Critique sur L’Autre, de Mélanie Chappuis

Par Julie Fievez

Une critique sur le texte de la pièce :
L’Autre, Mélanie Chappuis

© Anoush Abrar

Deux femmes ont rendez-vous dans un bar. Elles ne se connaissent pas encore mais partagent un même homme : l’une est sa femme, l’autre sa maitresse. Progressivement, il disparait, s’oublie : c’est l’amour, des mots surtout, qui les réunit. Un instant, comme suspendu, avant de reprendre le cours de leurs existences, à jamais bouleversées. Mélanie Chappuis en fait l’élément central, déterminant : dans les interstices du récit, l’autrice suisse propose une pièce aux allures de renaissance. L’Autre n’est alors peut-être pas toujours celui que l’on croit.

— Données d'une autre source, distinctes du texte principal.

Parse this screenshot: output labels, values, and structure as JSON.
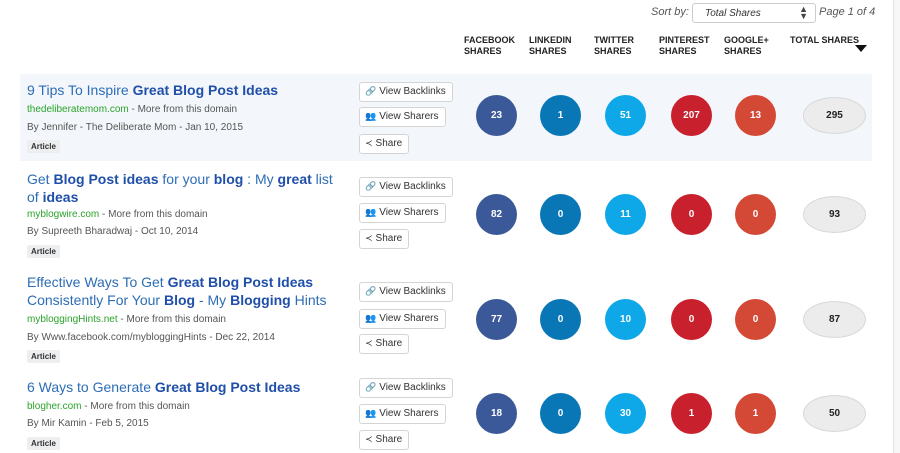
{
  "sort": {
    "label": "Sort by:",
    "selected": "Total Shares",
    "page": "Page 1 of 4"
  },
  "columns": {
    "facebook": [
      "FACEBOOK",
      "SHARES"
    ],
    "linkedin": [
      "LINKEDIN",
      "SHARES"
    ],
    "twitter": [
      "TWITTER",
      "SHARES"
    ],
    "pinterest": [
      "PINTEREST",
      "SHARES"
    ],
    "googleplus": [
      "GOOGLE+",
      "SHARES"
    ],
    "total": "TOTAL SHARES"
  },
  "buttons": {
    "backlinks": "View Backlinks",
    "sharers": "View Sharers",
    "share": "Share"
  },
  "colors": {
    "facebook": "#3b5998",
    "linkedin": "#0977b5",
    "twitter": "#0ea7e8",
    "pinterest": "#c8202d",
    "googleplus": "#d44836",
    "link": "#2d6db5",
    "domain": "#2aa32a"
  },
  "results": [
    {
      "title_parts": [
        [
          "9 Tips To Inspire ",
          false
        ],
        [
          "Great Blog Post Ideas",
          true
        ]
      ],
      "domain": "thedeliberatemom.com",
      "more": " - More from this domain",
      "byline": "By Jennifer - The Deliberate Mom - Jan 10, 2015",
      "type": "Article",
      "facebook": "23",
      "linkedin": "1",
      "twitter": "51",
      "pinterest": "207",
      "googleplus": "13",
      "total": "295"
    },
    {
      "title_parts": [
        [
          "Get ",
          false
        ],
        [
          "Blog Post ideas",
          true
        ],
        [
          " for your ",
          false
        ],
        [
          "blog",
          true
        ],
        [
          " : My ",
          false
        ],
        [
          "great",
          true
        ],
        [
          " list of ",
          false
        ],
        [
          "ideas",
          true
        ]
      ],
      "domain": "myblogwire.com",
      "more": " - More from this domain",
      "byline": "By Supreeth Bharadwaj - Oct 10, 2014",
      "type": "Article",
      "facebook": "82",
      "linkedin": "0",
      "twitter": "11",
      "pinterest": "0",
      "googleplus": "0",
      "total": "93"
    },
    {
      "title_parts": [
        [
          "Effective Ways  To Get ",
          false
        ],
        [
          "Great Blog Post Ideas",
          true
        ],
        [
          " Consistently For Your ",
          false
        ],
        [
          "Blog",
          true
        ],
        [
          " - My ",
          false
        ],
        [
          "Blogging",
          true
        ],
        [
          " Hints",
          false
        ]
      ],
      "domain": "mybloggingHints.net",
      "more": " - More from this domain",
      "byline": "By Www.facebook.com/mybloggingHints - Dec 22, 2014",
      "type": "Article",
      "facebook": "77",
      "linkedin": "0",
      "twitter": "10",
      "pinterest": "0",
      "googleplus": "0",
      "total": "87"
    },
    {
      "title_parts": [
        [
          "6 Ways to Generate ",
          false
        ],
        [
          "Great Blog Post Ideas",
          true
        ]
      ],
      "domain": "blogher.com",
      "more": " - More from this domain",
      "byline": "By Mir Kamin - Feb 5, 2015",
      "type": "Article",
      "facebook": "18",
      "linkedin": "0",
      "twitter": "30",
      "pinterest": "1",
      "googleplus": "1",
      "total": "50"
    }
  ]
}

C’est un dos à dos – ou plutôt un face à face. La scène s’ouvre et se ferme sur cette image. Pas de cris ou de larmes : seulement des mots, ceux qui blessent ou qui apaisent, surtout ceux qui dévoilent et qui marquent. Elles sont toujours sur le point de partir et d’abandonner la discussion, pourtant on ne quitte jamais le bar. Le temps de la pièce est celui de cette rencontre et personne ne sortira avant qu’elle ait atteint son objectif. Les deux femmes se découvrent, se racontent – de la rencontre avec l’homme à l’amour qui faiblit, en passant par les rêves et les désillusions. Plus qu’une – ou deux – histoires d’amour, il s’agit surtout d’évoquer la condition féminine. Leurs positions sont similaires, elles partagent une souffrance et une frustration communes : elles sont toutes deux vouées à l’attente, à la passivité. Par un jeu de miroir déformant, elles se révèlent à elles-mêmes, acceptant leurs failles, leurs manques et leurs insécurités. Leur dialogue amène lecteur.rice.s et spectateur.rice.s à questionner leurs propres relations amoureuses. Dans l’intime de cette conversation, on perçoit l’écho de différents vécus et le travail opéré à partir d’eux. Mélanie Chappuis n’en est, effectivement, pas à son premier texte sur le sujet : L’Autre rappelle Femmes amoureuses (2017) qui montrait déjà différentes facettes de la féminité.

D’objets réduits au corps et au regard masculin, les deux femmes deviennent protagonistes, sujets de leur propre histoire. L’homme, bien que la discussion tourne toujours autour de lui, est étonnamment absent. Exclu de l’espace qui se créé, il est cet Autre objectifié. Au-delà, la pièce vient questionner l’importance d’un espace à soi, pour reprendre la référence à Virginia Woolf que fait l’une des deux héroïnes. L’absence de personnage masculin sur scène permet à la discussion de s’émanciper d’un regard (dés)approbateur pour se construire et donner une voix à son propre combat. Comme le montre l’ambivalence des personnages, dont les propos font parfois preuve de beaucoup d’ironie, celui-ci est hasardeux, parfois inattendu mais toujours complexe. La pièce sonne juste dans la manière avec laquelle elle traite l’humain : elle ne craint pas de dévoiler ses impudeurs, ses faiblesses. Elle montre aussi un amour, partagé par les deux personnages, du mot juste : lecteur.rice.s et spectateur.rice.s observent, à plusieurs reprises, une pensée qui se construit, qui s’affine progressivement. En ce sens, c’est la parole qui va leur permettre de dépasser le clivage grossier que leur assignent les rôles de la maîtresse et de l’épouse, du soi et de l’autre. Par leurs professions respectives, traductrice et écrivaine, il s’agit aussi de montrer les possibilités d’aménagement du monde par la littérature : malgré leurs oppositions de points de vue, on perçoit un même engagement dans l’écriture. Et alors que les deux femmes se quittent, l’espace d’un instant, une autre vision des relations amoureuses et des femmes a pu exister : comme le rappelle l’épigraphe du texte qui cite Pessoa, n’est-ce pas le propre de la littérature que de combler les manques de la vie ?

Une autre pièce de Mélanie Chappuis, Après la vague, est à l’affiche de la compagnie amateur Adam Brosse à partir du 5 mai 2023 à Fribourg puis à Bulle.